Copyright 2006 Adele Sommers
Do you strive to ensure that your customers enjoy downstream success? Are you mostly concerned with your own financial gain, or do you also express a desire to see that your customers will succeed? If it's the latter, are you consciously considering the success of your customers' customers, or even of your customers' customers' customers?
Without a plan for ensuring an ongoing chain of satisfaction, you can run the risk of developing products, services, or customized solutions that might fill your coffers but not provide any significant or lasting benefits to others.
The way we approach our projects can influence our customers' success. Too often, we myopically limit ourselves to deliver only the "first-line" requirements. In so doing, we think primarily about what our customers or clients asked for, even if it's not the most suitable fit for their own -- or their customers' -- intended needs.
And although it's commendable to listen to what our customers want, and to try hard to fulfill their stated desires to a "T," it's also possible to generate an incomplete or incompatible result based on superficial information. This article offers three ways to adjust our project vision from "20:20 hindsight" to "20:20 foresight" in this regard.
1. Consult Your Client's or Customer's "Crystal Ball"
This method involves more types of questions than you might normally ask about the downstream benefits your product, service, or solution will deliver. It entails querying your clients or customers about the results they envision from the product, service, system, training program, or whatever your project will produce for them, as follows:
* "Imagine the project results six months to a year after completion. What payoffs do you see for people in your organization? Describe the benefits in detail, and any limitations they may still be experiencing after everything is delivered."
* "Now imagine how your customers or clients will benefit in the same period. What improvements in your products and services do you believe you will pass along to them from this project? Will those improvements significantly enhance your clients' or customers' situations? If not, where are the gaps in the picture?"
2. Conduct Interviews at Your Customer's or Even Their Customers' Sites
In some situations, a customer or client may agree to have you interview people at their site or possibly at one of their customers' sites. This process can be considered part of an initial needs assessment. If you are providing an estimate for the project, you might even want to separate information-gathering into its own distinct phase.
When the possibility of onsite interviewing presents itself, the purpose would be to learn from as many different sources as possible how people perceive the situation that has led to the request for a solution.
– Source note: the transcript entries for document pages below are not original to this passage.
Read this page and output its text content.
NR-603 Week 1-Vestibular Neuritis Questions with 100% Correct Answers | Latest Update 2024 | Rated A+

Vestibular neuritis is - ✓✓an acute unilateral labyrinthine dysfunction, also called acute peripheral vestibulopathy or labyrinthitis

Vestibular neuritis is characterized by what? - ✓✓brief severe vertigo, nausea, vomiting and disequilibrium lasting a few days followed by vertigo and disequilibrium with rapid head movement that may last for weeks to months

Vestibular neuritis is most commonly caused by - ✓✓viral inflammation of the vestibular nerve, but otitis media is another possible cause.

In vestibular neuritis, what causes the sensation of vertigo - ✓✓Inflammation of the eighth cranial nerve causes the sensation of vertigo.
Using the information gathered in this phase, you might acquire insights that will reshape the initial set of requirements the client had requested. This could be the case if you and your client ultimately determine that the requirements do not seem to address the client's -- or the client's customers' -- needs in the best possible way.
3. Use the "Persona Interview" Approach
This method is especially useful if your project entails developing offerings for mass consumption -- where there is no specific client or customer to please. It can also, however, work extremely well when you are working with a client, to help pinpoint specific kinds of concerns and options that would not have been readily apparent.
With this technique, you begin by identifying a few imaginary characters known as "personas." These characters embody typical customers of your products or services. Regardless of what you'll be creating, you'll want to make your personas as realistic as possible. Give them names, ages, genders, professional or personal roles, families and friends, hobbies, educational backgrounds, and major challenges, for example.
If the project involves creating a financial planning Web site, for instance, you might conclude that one representative visitor is a retired electrician with limited computer skills. In contrast, another frequent visitor is a computer specialist who likes access to "power user" shortcuts. The solution you design will need to satisfy each persona's preferred way of using the Web site, without complicating life for the others.
After I've identified two or three personas, I like to "interview" each one about how they are using my offerings, as well as the benefits they are receiving. (Note that I do this before doing any development.) I let them tell an entire story about their circumstances, company situation, personal concerns, or whatever else "comes up."
These "interviews" often reveal new ideas and angles to consider. Once, I used this technique to "find out" how people might respond to a new information product I was planning to create. To my astonishment, one of my personas disclosed that she was taking advantage of the licensing program I had developed to allow others to teach the material. Up until that point, licensing had not even once crossed my mind -- but you can be sure that I added it to my requirements list after that! This is a great example of how a downstream customer benefit can emerge in a persona interview.
Yes, these exercises do take some imagination. Once you start the process, however, you'll be surprised at how much you can learn about the benefits -- and any potential shortcomings -- of a product, service, or made-to-order solution as defined by your initial assumptions.
The point is that by using a variety of techniques to expose more of your clients' and customers' needs, you can pinpoint more completely the project, product, or service requirements. And by consistently emphasizing the downstream "chain of successes" that your customers and their customers will enjoy, you'll create perpetual value for all who use your offerings or your final project results.